The interval between adjacent particles is 0.1 to 20 μm. With this range of spacing for the ductile metal reinforcement phase in the continuous amorphous matrix, the shear deformation band over the entire deformed volume in the composite at a strain rate of about 10 ⁻⁴ to 10 ⁻³ / sec. Are evenly distributed. In order to obtain the best mechanical properties as a composite, the particle spacing is preferably 1 to 10 μm.

  The volume fraction of ductile metal particles in the amorphous matrix is also important. In order to improve the mechanical properties most, the ductile particles are desirably 5 to 50% by volume, and most desirably 15 to 35% by volume. If the ratio of the ductile crystalline metal phase is too small, the effect on the properties is reduced, and the properties of the amorphous metal phase are hardly improved. On the other hand, if the proportion of the second phase is too large, the property becomes dominant and the useful property of the amorphous phase cannot be utilized.

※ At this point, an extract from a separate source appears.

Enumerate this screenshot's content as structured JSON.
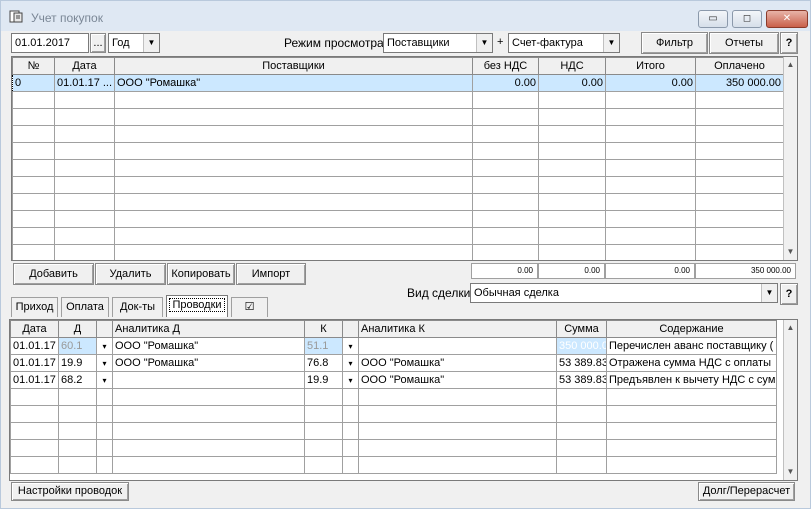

  However, in some cases, the volume ratio of the amorphous metal phase may be less than 50%, and the matrix may be a discontinuous phase. Although the volume ratio of the crystalline metal generated in situ is larger, the amorphous metal having the smaller volume ratio adjusts the stress-induced transformation, and desirable mechanical properties as a composite can be obtained.

  Desirably, the size and spacing of the ductile metallic crystalline phase is such that a shear deformation band having a width of about 100 to 500 μm is uniformly distributed. Typically, at least about 4 volume percent shear deformation bands are formed before the composite is strained and breaks. Since the ductility is related to the volume% of the material in the shear deformation band, it is desirable that the interval between the shear deformation bands is small. Therefore, it is desirable that the shear deformation band interval when the strain is applied until the material breaks is about 1 to 10 μm. When the shear deformation band interval is less than about 1/2 or exceeds about 20 μm, the effect of improving toughness by the particles is hardly obtained. The interval between the shear deformation bands is preferably about 2 to 5 times the width of the shear deformation band. When the shear deformation band interval is increased up to 20 times the shear deformation band width, an industrial material having sufficient ductility and toughness for many applications can be obtained.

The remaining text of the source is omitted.